Гон спозаранку - Фолкнер Уильям Катберт - Страница 19
- Предыдущая
- 19/68
- Следующая
Между тем Синглтон, буравя Кэлхуна зелеными, слегка разными глазами, завопил:
— Чо те надо? Выкладывай! Мне время дорого.
Глаза были почти те же, как на фотографии в газете, только в их пронзительном мерцании было что-то злобное.
Кэлхун сидел как загипнотизированный.
Минуту спустя Мэри Элизабет проговорила медленно, хриплым, чуть слышным голосом:
— Мы пришли сказать, что понимаем вас.
Синглтон перевел пристальный взгляд на нее, и вдруг глаза его застыли, как глаза жабы, заметившей добычу. Казалось, шея у него раздулась.
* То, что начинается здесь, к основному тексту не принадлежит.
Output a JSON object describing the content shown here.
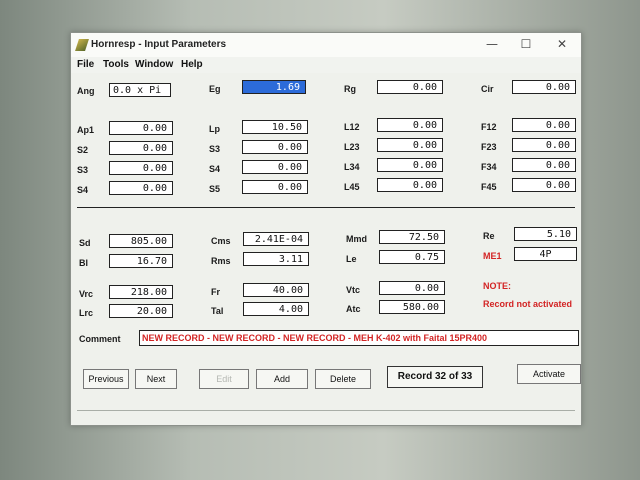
{
  "window": {
    "title": "Hornresp - Input Parameters",
    "controls": {
      "minimize": "—",
      "maximize": "☐",
      "close": "✕"
    }
  },
  "menu": [
    "File",
    "Tools",
    "Window",
    "Help"
  ],
  "fields": {
    "ang": {
      "label": "Ang",
      "value": "0.0 x Pi"
    },
    "eg": {
      "label": "Eg",
      "value": "1.69"
    },
    "rg": {
      "label": "Rg",
      "value": "0.00"
    },
    "cir": {
      "label": "Cir",
      "value": "0.00"
    },
    "ap1": {
      "label": "Ap1",
      "value": "0.00"
    },
    "lp": {
      "label": "Lp",
      "value": "10.50"
    },
    "l12": {
      "label": "L12",
      "value": "0.00"
    },
    "f12": {
      "label": "F12",
      "value": "0.00"
    },
    "s2": {
      "label": "S2",
      "value": "0.00"
    },
    "s3b": {
      "label": "S3",
      "value": "0.00"
    },
    "l23": {
      "label": "L23",
      "value": "0.00"
    },
    "f23": {
      "label": "F23",
      "value": "0.00"
    },
    "s3": {
      "label": "S3",
      "value": "0.00"
    },
    "s4b": {
      "label": "S4",
      "value": "0.00"
    },
    "l34": {
      "label": "L34",
      "value": "0.00"
    },
    "f34": {
      "label": "F34",
      "value": "0.00"
    },
    "s4": {
      "label": "S4",
      "value": "0.00"
    },
    "s5": {
      "label": "S5",
      "value": "0.00"
    },
    "l45": {
      "label": "L45",
      "value": "0.00"
    },
    "f45": {
      "label": "F45",
      "value": "0.00"
    },
    "sd": {
      "label": "Sd",
      "value": "805.00"
    },
    "cms": {
      "label": "Cms",
      "value": "2.41E-04"
    },
    "mmd": {
      "label": "Mmd",
      "value": "72.50"
    },
    "re": {
      "label": "Re",
      "value": "5.10"
    },
    "bl": {
      "label": "Bl",
      "value": "16.70"
    },
    "rms": {
      "label": "Rms",
      "value": "3.11"
    },
    "le": {
      "label": "Le",
      "value": "0.75"
    },
    "me1": {
      "label": "ME1",
      "value": "4P"
    },
    "vrc": {
      "label": "Vrc",
      "value": "218.00"
    },
    "fr": {
      "label": "Fr",
      "value": "40.00"
    },
    "vtc": {
      "label": "Vtc",
      "value": "0.00"
    },
    "lrc": {
      "label": "Lrc",
      "value": "20.00"
    },
    "tal": {
      "label": "Tal",
      "value": "4.00"
    },
    "atc": {
      "label": "Atc",
      "value": "580.00"
    }
  },
  "note": {
    "label": "NOTE:",
    "text": "Record not activated"
  },
  "comment": {
    "label": "Comment",
    "value": "NEW RECORD - NEW RECORD - NEW RECORD - MEH K-402 with Faital 15PR400"
  },
  "buttons": {
    "previous": "Previous",
    "next": "Next",
    "edit": "Edit",
    "add": "Add",
    "delete": "Delete",
    "record": "Record 32 of 33",
    "activate": "Activate"
  }
}
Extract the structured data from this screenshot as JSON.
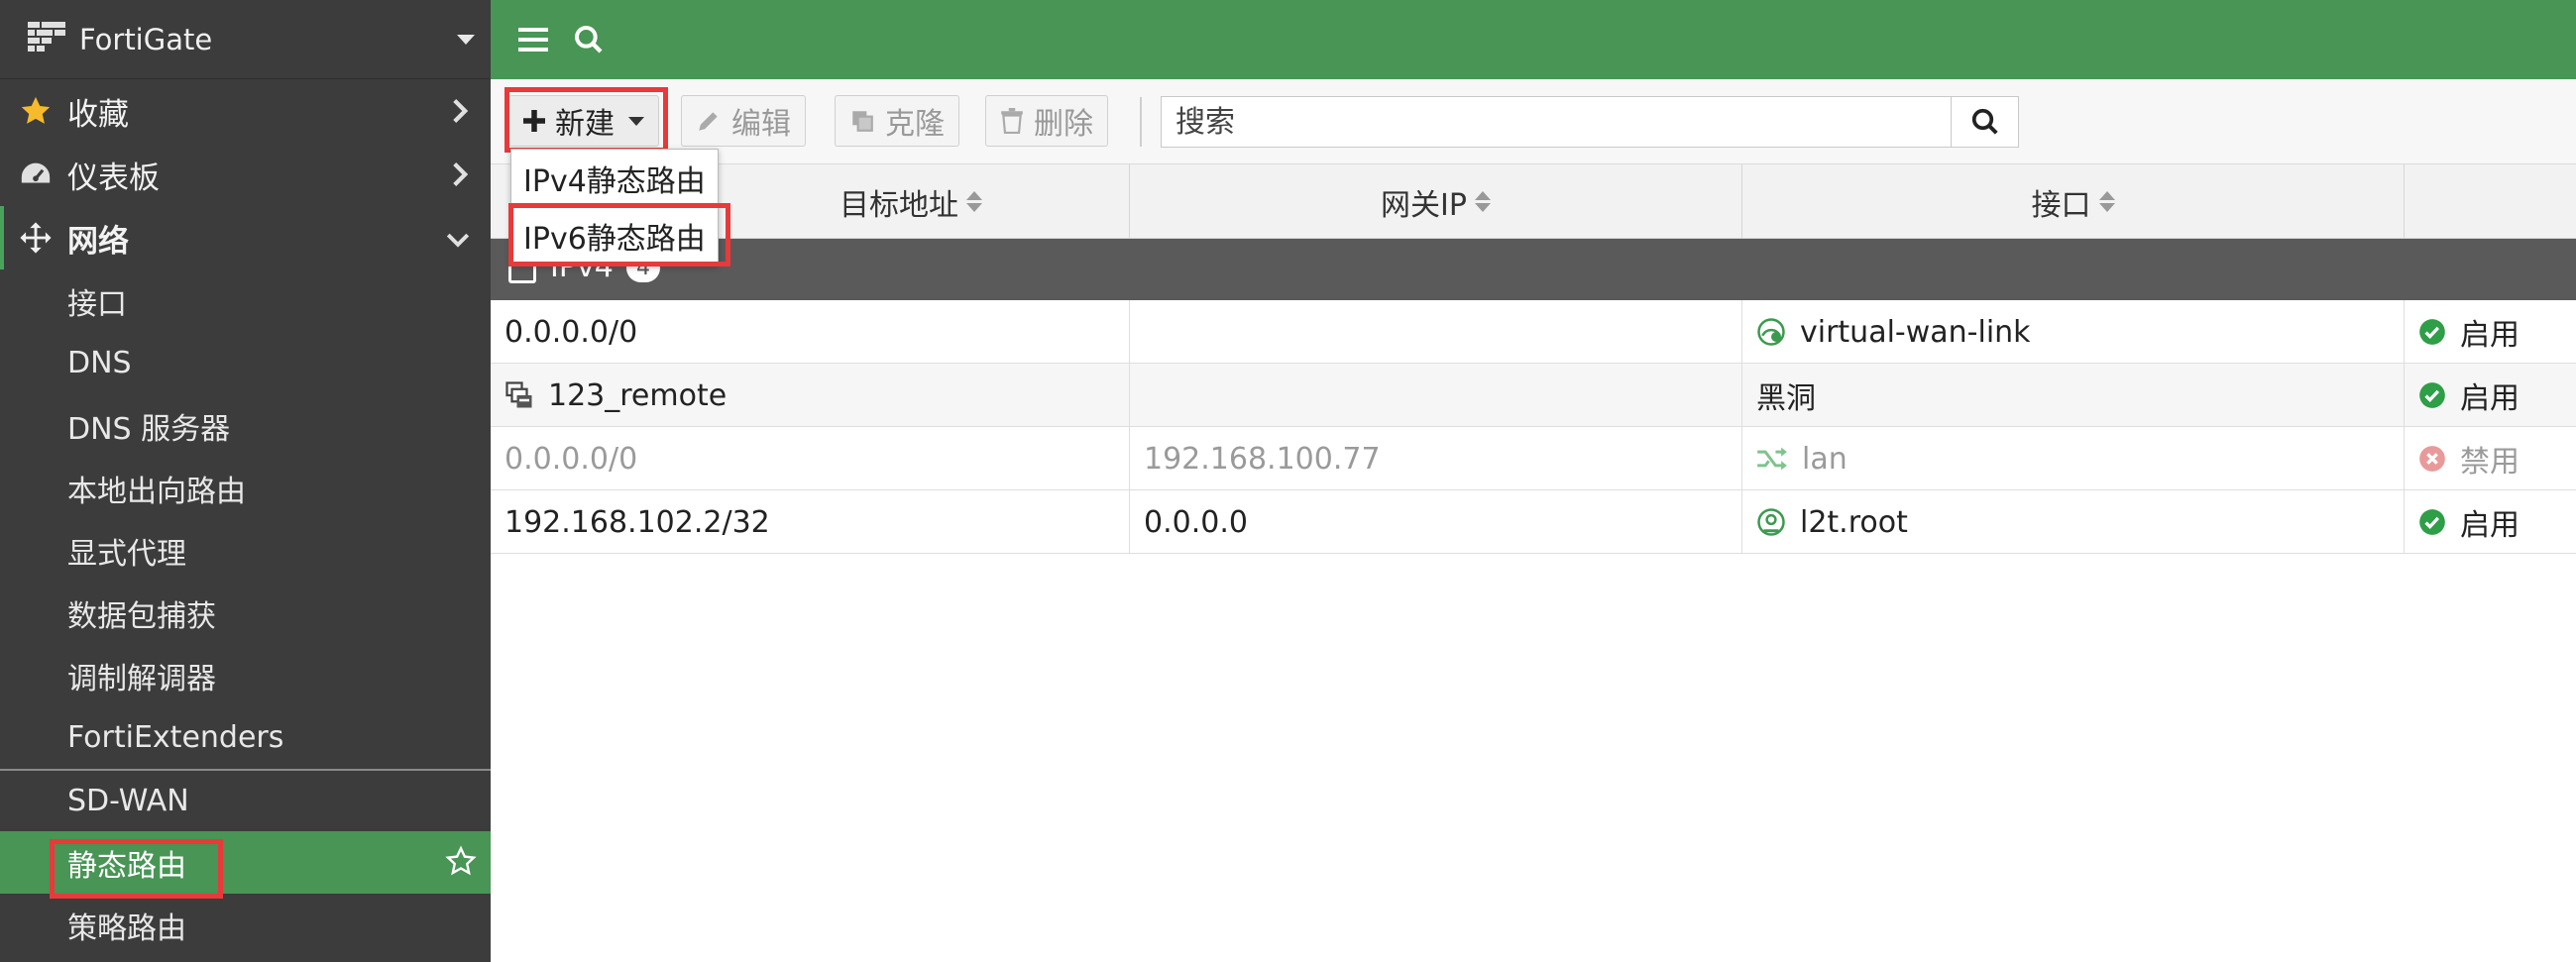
{
  "app": {
    "brand": "FortiGate"
  },
  "sidebar": {
    "favorites": "收藏",
    "dashboard": "仪表板",
    "network": "网络",
    "items": [
      "接口",
      "DNS",
      "DNS 服务器",
      "本地出向路由",
      "显式代理",
      "数据包捕获",
      "调制解调器",
      "FortiExtenders",
      "SD-WAN",
      "静态路由",
      "策略路由"
    ],
    "selected_index": 9
  },
  "toolbar": {
    "new_label": "新建",
    "edit_label": "编辑",
    "clone_label": "克隆",
    "delete_label": "删除",
    "search_placeholder": "搜索"
  },
  "new_menu": {
    "ipv4": "IPv4静态路由",
    "ipv6": "IPv6静态路由"
  },
  "table": {
    "columns": {
      "destination_partial": "目标地址",
      "gateway": "网关IP",
      "interface": "接口"
    },
    "group": {
      "label": "IPv4",
      "count": "4"
    },
    "rows": [
      {
        "destination": "0.0.0.0/0",
        "gateway": "",
        "interface": "virtual-wan-link",
        "interface_icon": "sdwan-icon",
        "status": "启用",
        "status_icon": "check-icon"
      },
      {
        "destination": "123_remote",
        "dest_icon": "address-group-icon",
        "gateway": "",
        "interface": "黑洞",
        "status": "启用",
        "status_icon": "check-icon"
      },
      {
        "destination": "0.0.0.0/0",
        "gateway": "192.168.100.77",
        "interface": "lan",
        "interface_icon": "shuffle-icon",
        "status": "禁用",
        "status_icon": "disabled-icon",
        "row_state": "disabled"
      },
      {
        "destination": "192.168.102.2/32",
        "gateway": "0.0.0.0",
        "interface": "l2t.root",
        "interface_icon": "tunnel-icon",
        "status": "启用",
        "status_icon": "check-icon"
      }
    ]
  },
  "colors": {
    "accent_green": "#489555",
    "sidebar_bg": "#3c3c3c",
    "highlight_red": "#e8393b",
    "status_green": "#2e9e47",
    "status_red": "#e05a5a"
  }
}
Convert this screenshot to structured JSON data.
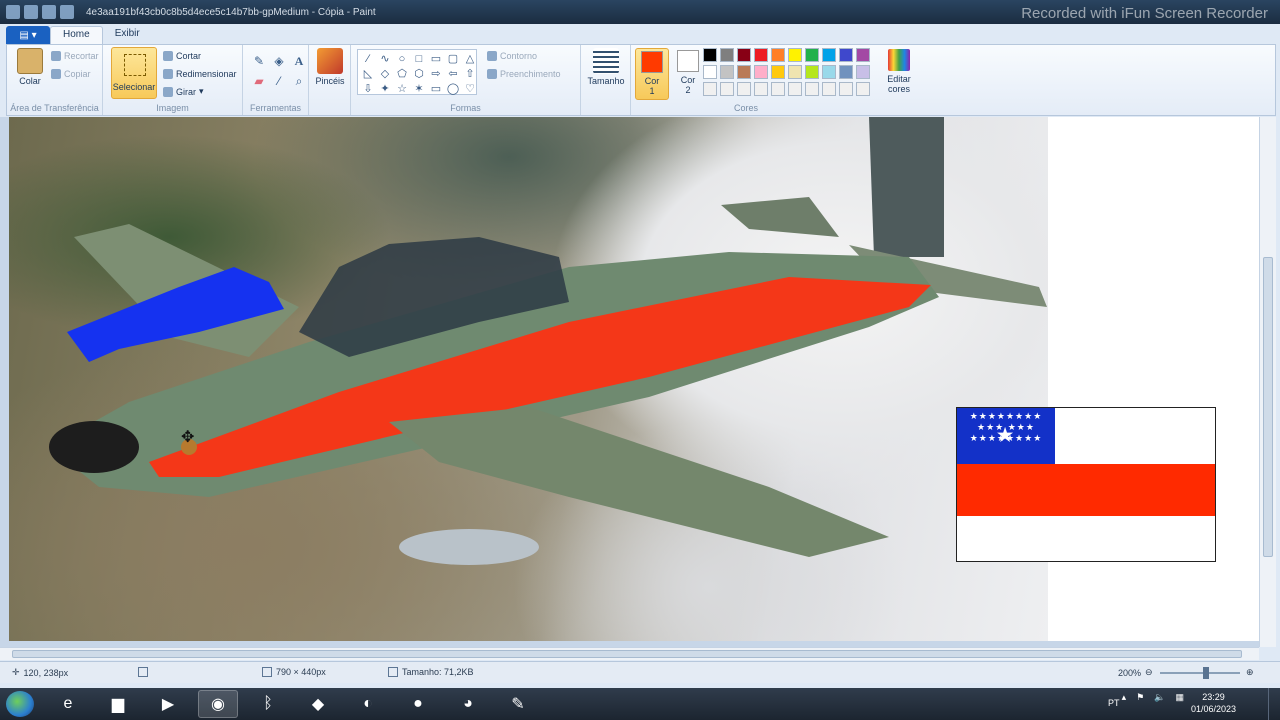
{
  "window": {
    "title": "4e3aa191bf43cb0c8b5d4ece5c14b7bb-gpMedium - Cópia - Paint",
    "overlay_text": "Recorded with iFun Screen Recorder"
  },
  "ribbon_tabs": [
    {
      "label": "Home",
      "active": true
    },
    {
      "label": "Exibir",
      "active": false
    }
  ],
  "ribbon": {
    "clipboard": {
      "paste_label": "Colar",
      "cut_label": "Recortar",
      "copy_label": "Copiar",
      "group_label": "Área de Transferência"
    },
    "image": {
      "select_label": "Selecionar",
      "crop_label": "Cortar",
      "resize_label": "Redimensionar",
      "rotate_label": "Girar",
      "group_label": "Imagem"
    },
    "tools": {
      "group_label": "Ferramentas",
      "icons": [
        "pencil-icon",
        "fill-icon",
        "text-icon",
        "eraser-icon",
        "color-picker-icon",
        "magnifier-icon"
      ]
    },
    "brushes": {
      "label": "Pincéis"
    },
    "shapes": {
      "outline_label": "Contorno",
      "fill_label": "Preenchimento",
      "group_label": "Formas",
      "glyphs": [
        "∕",
        "∿",
        "○",
        "□",
        "▭",
        "▢",
        "△",
        "◺",
        "◇",
        "⬠",
        "⬡",
        "⇨",
        "⇦",
        "⇧",
        "⇩",
        "✦",
        "☆",
        "✶",
        "▭",
        "◯",
        "♡"
      ]
    },
    "size": {
      "label": "Tamanho"
    },
    "colors": {
      "color1_label": "Cor\n1",
      "color2_label": "Cor\n2",
      "color1": "#ff3a00",
      "color2": "#ffffff",
      "edit_label": "Editar cores",
      "group_label": "Cores",
      "palette": [
        "#000000",
        "#7f7f7f",
        "#880015",
        "#ed1c24",
        "#ff7f27",
        "#fff200",
        "#22b14c",
        "#00a2e8",
        "#3f48cc",
        "#a349a4",
        "#ffffff",
        "#c3c3c3",
        "#b97a57",
        "#ffaec9",
        "#ffc90e",
        "#efe4b0",
        "#b5e61d",
        "#99d9ea",
        "#7092be",
        "#c8bfe7",
        "#f0f0f0",
        "#f0f0f0",
        "#f0f0f0",
        "#f0f0f0",
        "#f0f0f0",
        "#f0f0f0",
        "#f0f0f0",
        "#f0f0f0",
        "#f0f0f0",
        "#f0f0f0"
      ]
    }
  },
  "canvas": {
    "flag": {
      "canton_color": "#1331c8",
      "stripe_color": "#ff2a00",
      "canton_stars_rows": [
        "★★★★★★★★",
        "★★★     ★★★",
        "★★★★★★★★"
      ],
      "center_star": "★"
    }
  },
  "status": {
    "cursor_position": "120, 238px",
    "image_dimensions": "790 × 440px",
    "file_size": "Tamanho: 71,2KB",
    "zoom": "200%"
  },
  "taskbar": {
    "apps": [
      {
        "name": "internet-explorer-icon",
        "glyph": "e"
      },
      {
        "name": "file-explorer-icon",
        "glyph": "▆"
      },
      {
        "name": "media-player-icon",
        "glyph": "▶"
      },
      {
        "name": "chrome-icon",
        "glyph": "◉"
      },
      {
        "name": "bluetooth-icon",
        "glyph": "ᛒ"
      },
      {
        "name": "shield-app-icon",
        "glyph": "◆"
      },
      {
        "name": "edge-icon",
        "glyph": "◐"
      },
      {
        "name": "screen-recorder-icon",
        "glyph": "●"
      },
      {
        "name": "firefox-icon",
        "glyph": "◕"
      },
      {
        "name": "paint-icon",
        "glyph": "✎"
      }
    ],
    "language": "PT",
    "time": "23:29",
    "date": "01/06/2023"
  }
}
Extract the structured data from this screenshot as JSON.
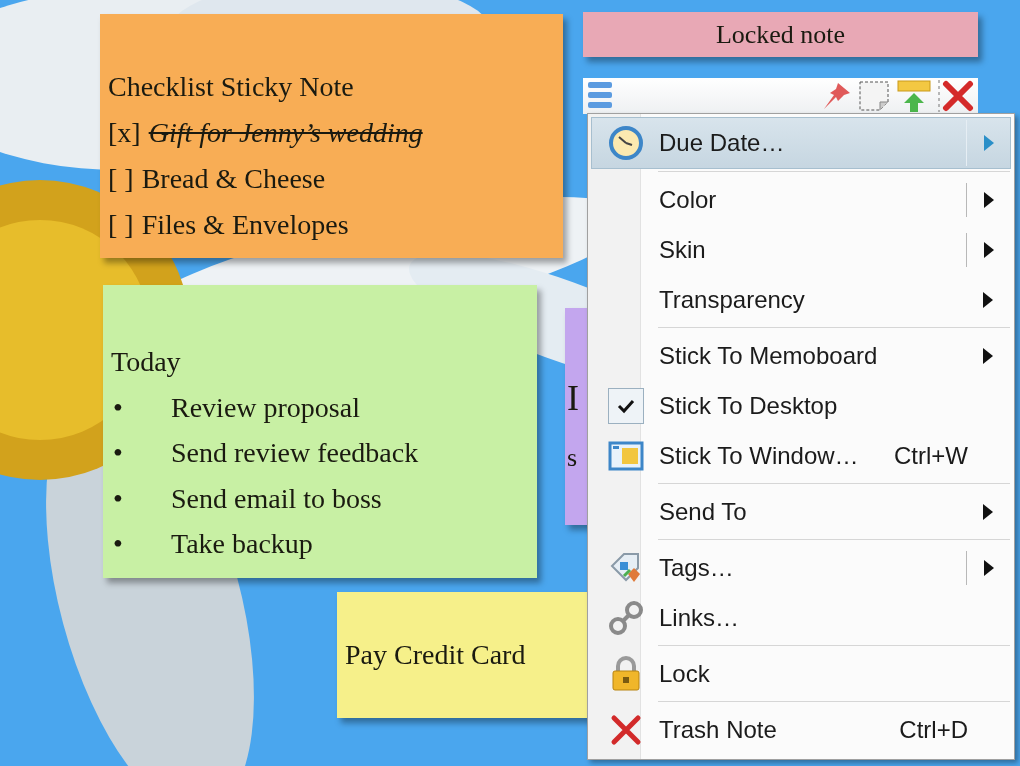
{
  "notes": [
    {
      "kind": "checklist",
      "color": "#f8ad55",
      "title": "Checklist Sticky Note",
      "items": [
        {
          "mark": "[x]",
          "text": "Gift for Jenny’s wedding",
          "checked": true
        },
        {
          "mark": "[ ]",
          "text": "Bread & Cheese",
          "checked": false
        },
        {
          "mark": "[ ]",
          "text": "Files & Envelopes",
          "checked": false
        }
      ]
    },
    {
      "kind": "plain",
      "color": "#e8a8b5",
      "lines": [
        "Locked note"
      ]
    },
    {
      "kind": "bullets",
      "color": "#c8f0a4",
      "title": "Today",
      "bullet": "•",
      "items": [
        "Review proposal",
        "Send review feedback",
        "Send email to boss",
        "Take backup"
      ]
    },
    {
      "kind": "plain",
      "color": "#c3a6ee",
      "lines": [
        "I",
        "s"
      ]
    },
    {
      "kind": "plain",
      "color": "#f6f08a",
      "lines": [
        "Pay Credit Card"
      ]
    }
  ],
  "menu": {
    "items": [
      {
        "label": "Due Date…",
        "submenu": true,
        "split": true,
        "checked": false,
        "selected": true,
        "separator_before": false
      },
      {
        "label": "Color",
        "submenu": true,
        "split": true,
        "checked": false,
        "selected": false,
        "separator_before": true
      },
      {
        "label": "Skin",
        "submenu": true,
        "split": true,
        "checked": false,
        "selected": false,
        "separator_before": false
      },
      {
        "label": "Transparency",
        "submenu": true,
        "split": false,
        "checked": false,
        "selected": false,
        "separator_before": false
      },
      {
        "label": "Stick To Memoboard",
        "submenu": true,
        "split": false,
        "checked": false,
        "selected": false,
        "separator_before": true
      },
      {
        "label": "Stick To Desktop",
        "submenu": false,
        "split": false,
        "checked": true,
        "selected": false,
        "separator_before": false
      },
      {
        "label": "Stick To Window…",
        "shortcut": "Ctrl+W",
        "submenu": false,
        "split": false,
        "checked": false,
        "selected": false,
        "separator_before": false
      },
      {
        "label": "Send To",
        "submenu": true,
        "split": false,
        "checked": false,
        "selected": false,
        "separator_before": true
      },
      {
        "label": "Tags…",
        "submenu": true,
        "split": true,
        "checked": false,
        "selected": false,
        "separator_before": true
      },
      {
        "label": "Links…",
        "submenu": false,
        "split": false,
        "checked": false,
        "selected": false,
        "separator_before": false
      },
      {
        "label": "Lock",
        "submenu": false,
        "split": false,
        "checked": false,
        "selected": false,
        "separator_before": true
      },
      {
        "label": "Trash Note",
        "shortcut": "Ctrl+D",
        "submenu": false,
        "split": false,
        "checked": false,
        "selected": false,
        "separator_before": true
      }
    ]
  }
}
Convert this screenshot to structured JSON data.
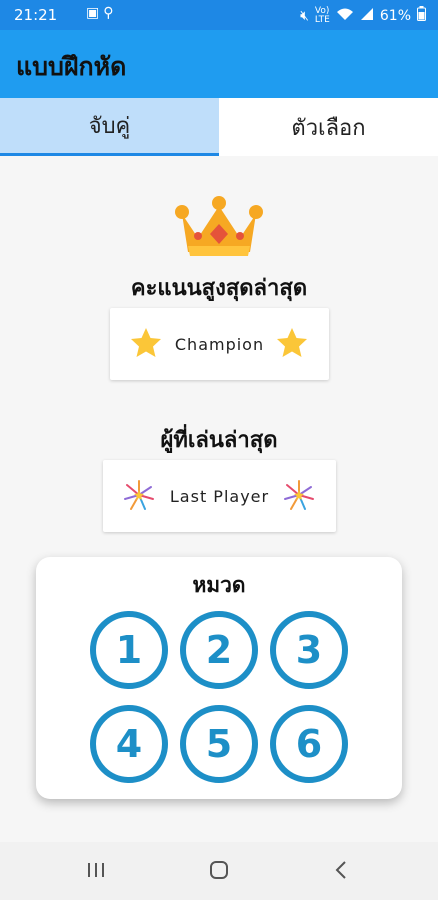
{
  "status_bar": {
    "time": "21:21",
    "battery": "61%",
    "icons": [
      "image-icon",
      "usb-icon",
      "mute-icon",
      "volte-icon",
      "wifi-icon",
      "signal-icon",
      "battery-icon"
    ]
  },
  "app_bar": {
    "title": "แบบฝึกหัด"
  },
  "tabs": [
    {
      "label": "จับคู่",
      "active": true
    },
    {
      "label": "ตัวเลือก",
      "active": false
    }
  ],
  "high_score": {
    "heading": "คะแนนสูงสุดล่าสุด",
    "value": "Champion"
  },
  "last_player": {
    "heading": "ผู้ที่เล่นล่าสุด",
    "value": "Last Player"
  },
  "category": {
    "title": "หมวด",
    "items": [
      "1",
      "2",
      "3",
      "4",
      "5",
      "6"
    ]
  },
  "nav": [
    "recent-apps",
    "home",
    "back"
  ],
  "colors": {
    "status_bar": "#1e88e5",
    "app_bar": "#1f9cf0",
    "active_tab": "#bfdefa",
    "accent": "#1d8fc7"
  }
}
— А-а-а! — протянул он, словно бы заглотнув нечто приятное. — И-и-и!
— Не заводись, папаша, — сказал лысый.
— Дай-ка посидеть с ней. — И Синглтон выдернул руку, но санитар тут же снова схватил его за рукав. — Она знает, чего ей надо.
— Дай ему посидеть с ней, — сказал блондин. — Это его племянница.
— Нет, — сказал лысый. — Держи его. Чего доброго, скинет халат. Ты ж его знаешь.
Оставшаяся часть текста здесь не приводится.